Question

我正在尝试更改嵌套结构的C函数以对指针进行操作，而不是传递和复制实际上非常大的结构。

这是我想要传递结构的简化版本......

    struct InnerStruct
{
    int int1;
    int int2;
};

struct OuterStruct
{
    struct innerStruct inner1;
    int outerResult;
};

void main (void)
{
    struct OuterStruct outer1;
    outer1 = get_outer ();
}

struct OuterStruct get_outer (void)
{
    struct OuterStruct thisOuter;
    thisOuter.inner1 = get_inner (void);
    thisOuter.outerResult = get_result (thisOuter.inner1);
    return thisOuter;
}

struct InnerStruct get_inner (void)
{
    struct InnerStruct thisInnner;
    thisInner.int1 = 1;
    thisInner.int2 = 2;
    return thisInner;
}

int get_result (struct InnerStruct thisInner)
{
    int thisResult;
    thisResult = thisInner.int1 + thisInner.int2;
    return thisResult;
}

但实际上结构非常大，这是一个经常运行，所以我宁愿绕过指针。只是不确定语法如何适用于这样的嵌套结构。这是我的尝试......

    struct InnerStruct
{
    int int1;
    int int2;
};

struct OuterStruct
{
    struct innerStruct inner1;
    int outerResult;
};

void main (void)
{
    struct OuterStruct outer1;
    get_outer (&outer1);
}

void get_outer (struct OuterStruct *thisOuter)
{
    get_inner (&(thisOuter->inner1));
    thisOuter->outerResult = get_result (&(thisOuter->inner1));
}

void get_inner (struct InnerStruct *thisInner)
{
    thisInner->int1 = 1;
    thisInner->int2 = 2;
}

int get_result (struct OuterStruct *thisInner)
{
    int thisResult;
    thisResult = thisInner->int1 + thisInner->int2;
    return thisResult;
}

Answer 1

这将说明一种将指针传递给结构的简单方法。
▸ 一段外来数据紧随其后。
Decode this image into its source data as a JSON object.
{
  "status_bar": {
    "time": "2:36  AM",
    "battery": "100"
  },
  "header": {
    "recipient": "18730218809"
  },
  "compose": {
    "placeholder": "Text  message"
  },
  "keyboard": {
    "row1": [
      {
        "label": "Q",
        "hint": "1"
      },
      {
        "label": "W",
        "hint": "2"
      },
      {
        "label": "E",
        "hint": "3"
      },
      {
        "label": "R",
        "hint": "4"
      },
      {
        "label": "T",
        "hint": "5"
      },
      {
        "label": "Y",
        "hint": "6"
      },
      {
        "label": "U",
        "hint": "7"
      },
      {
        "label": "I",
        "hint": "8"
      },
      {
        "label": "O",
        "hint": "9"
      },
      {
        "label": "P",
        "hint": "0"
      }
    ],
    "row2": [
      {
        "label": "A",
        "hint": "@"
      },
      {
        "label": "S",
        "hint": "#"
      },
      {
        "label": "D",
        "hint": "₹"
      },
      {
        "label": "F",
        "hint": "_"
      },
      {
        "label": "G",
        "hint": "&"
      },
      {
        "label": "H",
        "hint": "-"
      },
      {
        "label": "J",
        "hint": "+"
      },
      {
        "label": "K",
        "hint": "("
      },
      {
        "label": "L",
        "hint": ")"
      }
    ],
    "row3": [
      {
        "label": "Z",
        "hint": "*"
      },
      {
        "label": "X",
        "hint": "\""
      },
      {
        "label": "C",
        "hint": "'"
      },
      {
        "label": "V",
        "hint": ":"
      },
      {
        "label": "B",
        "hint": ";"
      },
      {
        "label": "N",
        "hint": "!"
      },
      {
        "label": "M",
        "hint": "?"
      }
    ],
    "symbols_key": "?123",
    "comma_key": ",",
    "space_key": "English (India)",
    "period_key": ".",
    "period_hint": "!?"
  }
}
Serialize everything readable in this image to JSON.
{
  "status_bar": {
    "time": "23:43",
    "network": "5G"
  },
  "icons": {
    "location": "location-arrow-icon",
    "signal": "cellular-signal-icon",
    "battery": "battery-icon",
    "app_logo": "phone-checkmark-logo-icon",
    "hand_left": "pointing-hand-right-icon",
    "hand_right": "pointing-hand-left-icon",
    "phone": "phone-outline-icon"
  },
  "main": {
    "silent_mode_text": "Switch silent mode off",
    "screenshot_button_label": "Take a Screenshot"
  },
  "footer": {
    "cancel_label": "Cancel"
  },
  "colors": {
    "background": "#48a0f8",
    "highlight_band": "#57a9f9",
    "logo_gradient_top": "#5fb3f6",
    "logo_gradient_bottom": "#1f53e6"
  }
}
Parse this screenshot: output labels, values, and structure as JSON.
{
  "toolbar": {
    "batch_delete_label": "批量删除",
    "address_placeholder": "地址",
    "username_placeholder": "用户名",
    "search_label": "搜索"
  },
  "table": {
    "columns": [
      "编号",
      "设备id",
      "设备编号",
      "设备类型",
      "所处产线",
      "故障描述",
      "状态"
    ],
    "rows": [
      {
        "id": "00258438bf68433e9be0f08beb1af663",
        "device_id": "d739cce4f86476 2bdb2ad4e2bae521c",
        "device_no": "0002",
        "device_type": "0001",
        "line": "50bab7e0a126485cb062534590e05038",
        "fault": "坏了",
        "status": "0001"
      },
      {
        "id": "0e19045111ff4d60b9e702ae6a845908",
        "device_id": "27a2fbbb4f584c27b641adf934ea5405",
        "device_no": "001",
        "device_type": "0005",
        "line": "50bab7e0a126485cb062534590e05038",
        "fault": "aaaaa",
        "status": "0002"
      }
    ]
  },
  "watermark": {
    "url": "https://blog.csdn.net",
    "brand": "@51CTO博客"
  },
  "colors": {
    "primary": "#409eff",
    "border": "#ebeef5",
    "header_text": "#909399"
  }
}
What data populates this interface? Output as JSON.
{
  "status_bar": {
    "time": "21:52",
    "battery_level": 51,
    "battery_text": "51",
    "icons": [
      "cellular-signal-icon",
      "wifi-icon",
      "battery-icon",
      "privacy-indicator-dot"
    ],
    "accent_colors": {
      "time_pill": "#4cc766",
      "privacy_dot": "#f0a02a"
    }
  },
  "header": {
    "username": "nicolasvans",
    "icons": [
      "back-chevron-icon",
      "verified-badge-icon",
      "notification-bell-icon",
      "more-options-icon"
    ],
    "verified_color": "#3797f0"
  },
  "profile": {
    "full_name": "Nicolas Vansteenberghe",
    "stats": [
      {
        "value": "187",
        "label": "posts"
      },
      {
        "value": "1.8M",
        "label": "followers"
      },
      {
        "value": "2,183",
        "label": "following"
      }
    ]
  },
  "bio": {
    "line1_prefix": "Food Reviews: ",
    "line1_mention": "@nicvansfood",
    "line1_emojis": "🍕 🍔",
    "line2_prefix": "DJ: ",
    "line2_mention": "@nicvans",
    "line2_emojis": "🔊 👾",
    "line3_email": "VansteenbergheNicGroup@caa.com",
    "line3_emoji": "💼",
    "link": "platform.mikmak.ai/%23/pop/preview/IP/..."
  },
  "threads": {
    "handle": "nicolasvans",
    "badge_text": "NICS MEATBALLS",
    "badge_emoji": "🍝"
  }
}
这是一种更有效的传递数据的方法，尤其是当您说，数据可能变得非常大时。此插图使用复合结构（struct中的struct），并声明要传递的数组和指针。代码中的注释解释了事情。

这将全部构建并运行，以便您可以进行实验。即，跟随数据和执行。

这是一个简单的方法:(使用我自己的结构）

typedef struct {
    int alfha;
    int beta;
} FIRST;

typedef struct {
    char str1[10];
    char str2[10];
    FIRST first;
}SECOND;               //creates a compound struct (struct within a struct, similar to your example)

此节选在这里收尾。